Language and Literacy Acquisition of Spanish Speaking Students in Bilingual Programs
My interest in language and literacy acquisition focuses on how programs
such as bilingual education affect the English language and literacy acquisition
of Spanish speaking students. However, I am equally interested in ways
that bilingual programs affect the maintenance and development of Spanish,
as well as English, and signs of language shift and language loss. In
this general area, I have published three articles in refereed journals
and three book chapters. The articles appeared in The Hispanic Journal
of Behavioral Sciences (1992, 1993), and Urban Education (1993).
The book chapters appeared in A Compendium of Readings in Bilingual
Education (1994), Literacy: A Redefinition (1994), and The
Power of Two Languages: Literacy and Biliteracy for Spanish Speaking Children
(1993). This work documents that, for children in bilingual programs,
learning in Spanish does not retard or delay the acquisition of English.
My research in this area has also raised questions with
regard to the wholesale carrying over of English language reading approaches
into Spanish. The teaching of Spanish reading is dominated by English
reading methodologies. I am currently studying this pervasive, largely
unexamined practice by examining literacy instruction and assessment in
bilingual programs. Results of this research have been published as book
chapters in The Power of Two Languages (1999), and The Handbook
for Literacy Assessment for Bilingual Learners (2001), and as two articles in refereed journals on the need to include Latino children’s literature in elementary bilingual literacy programs (Equity and Excellence in Education, 2003; Bilingual Research Journal, 2003).
Study of Sociolinguistic and Sociocultural Environments of Bilingual/ESL Schools
My research in this area has addressed sociolinguistic questions such
as language use, distribution, and status in schools and classrooms where
there are Spanish/English bilingual education programs. My published work
in this area appears in Educational Policy (1999), Educational
Considerations (1999), The Urban Review (1995), The Bilingual
Research Journal (1994), The Journal of Educational Issues of Language
Minority Students (1992), and Children of La Frontera: Binational
Programs for Mexican Migrant and Immigrant Students (1996). Additional work in this area included an analysis of Colorado’s Amendment 31, which would have outlawed bilingual education in public schools. This research was published in the Bilingual Research Journal in 2003.
In 1997 I began a five-year project, with Dr. Leonard Baca,
funded by the U.S. Office of Education and Research Improvement (OERI)
through the Center for Research, Diversity and Excellence in Education
Center (CREDE) at the University of California, Santa Cruz.
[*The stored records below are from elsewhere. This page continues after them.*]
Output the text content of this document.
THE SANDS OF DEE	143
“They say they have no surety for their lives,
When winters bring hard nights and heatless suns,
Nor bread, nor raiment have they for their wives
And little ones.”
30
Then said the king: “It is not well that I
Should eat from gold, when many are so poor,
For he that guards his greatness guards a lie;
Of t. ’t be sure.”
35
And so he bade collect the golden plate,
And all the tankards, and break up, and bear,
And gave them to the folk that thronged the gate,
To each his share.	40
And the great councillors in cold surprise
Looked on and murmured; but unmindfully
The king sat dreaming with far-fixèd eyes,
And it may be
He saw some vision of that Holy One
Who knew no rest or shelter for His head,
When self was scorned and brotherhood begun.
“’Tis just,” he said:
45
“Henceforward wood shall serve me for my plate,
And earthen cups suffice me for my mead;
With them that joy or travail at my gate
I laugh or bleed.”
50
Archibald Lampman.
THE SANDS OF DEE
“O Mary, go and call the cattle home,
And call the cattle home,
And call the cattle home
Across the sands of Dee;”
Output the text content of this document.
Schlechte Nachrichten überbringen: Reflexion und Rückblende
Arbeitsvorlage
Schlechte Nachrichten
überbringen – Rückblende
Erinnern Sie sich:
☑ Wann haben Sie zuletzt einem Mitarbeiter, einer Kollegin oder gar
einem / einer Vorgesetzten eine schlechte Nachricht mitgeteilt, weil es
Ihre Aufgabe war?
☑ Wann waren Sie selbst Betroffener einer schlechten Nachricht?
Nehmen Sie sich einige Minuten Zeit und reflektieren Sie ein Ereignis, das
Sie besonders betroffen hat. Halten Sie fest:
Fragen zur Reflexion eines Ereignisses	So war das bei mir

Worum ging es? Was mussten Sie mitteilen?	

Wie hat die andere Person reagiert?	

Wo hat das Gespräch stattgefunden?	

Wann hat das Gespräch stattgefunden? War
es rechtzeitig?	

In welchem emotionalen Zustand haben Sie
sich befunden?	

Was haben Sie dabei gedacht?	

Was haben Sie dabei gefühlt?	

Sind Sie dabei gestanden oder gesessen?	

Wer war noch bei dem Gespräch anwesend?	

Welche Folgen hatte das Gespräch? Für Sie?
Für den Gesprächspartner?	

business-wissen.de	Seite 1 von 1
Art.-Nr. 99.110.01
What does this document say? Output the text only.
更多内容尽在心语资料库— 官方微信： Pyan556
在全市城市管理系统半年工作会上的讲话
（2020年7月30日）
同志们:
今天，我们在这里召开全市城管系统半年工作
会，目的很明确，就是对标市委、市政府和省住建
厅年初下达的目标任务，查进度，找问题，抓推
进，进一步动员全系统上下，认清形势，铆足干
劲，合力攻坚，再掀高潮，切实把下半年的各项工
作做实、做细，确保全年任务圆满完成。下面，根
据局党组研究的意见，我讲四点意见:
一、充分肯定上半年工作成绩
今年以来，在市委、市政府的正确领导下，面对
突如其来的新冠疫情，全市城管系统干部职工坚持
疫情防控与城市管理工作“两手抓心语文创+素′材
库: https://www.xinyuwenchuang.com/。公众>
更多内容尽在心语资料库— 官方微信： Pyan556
The study
examined teacher preparation programs at six institutions of higher education
to document how these universities are preparing teachers to be effective
in teaching linguistically and culturally diverse students.
Study of the Acquisition of Literacy in Spanish
My research in this area focuses on the study of early literacy development
for Spanish speaking children, in their native language, including an
analysis of an early intervention reading program designed to help first
grade students who are struggling readers. The Descubriendo La Lectura
program is a conceptual reconstruction of the English reading program
Reading Recovery. I began this study in 1988. Over the past eleven years,
it has grown from one project in one state to involve eight states and
167 school districts. These projects are a collaboration with a national
network of scholars and practitioners who are part of the Reading Recovery
Council of North America.
This work has resulted in the publication of one book, five
articles in refereed journals and two book chapters. The book, Instrumento
de Observación de los Logros de la Lecto-escritura Inicial
(1996) is now in its third printing. The articles appeared in, Education
and Urban Society (1992), NABE Conference Proceedings (1992),
Literacy, Teaching, and Learning (1994, 1994, 1998). The book chapters
appeared in Research on Reading Recovery (1997), and Early Intervention
and Early Literacy (1998).
The Impact of High Stakes Testing on Limited English Proficient Students
I have just finished a three year project with Drs. Leonard Baca, Janette Klingner
and John Hoover that examines the impact that high stakes testing (Colorado
Student Assessment Program, CSAP) has on limited English proficient students
in Colorado. This project, funded by the U.S. Department of Education,
Office of English Language Acquisition will look at outcomes related to
the CSAP and limited English proficient (LEP) students and will also explore
opportunities to learn for these LEP students. The technical report for this project will be complete in January 2005. Four monographs have been written and published from this work (by the Colorado Association for Bilingual Education, 2000, 2001, 2002, and 2003), and one refereed journal article has been published on this research (Bilingual Research Journal, 2003).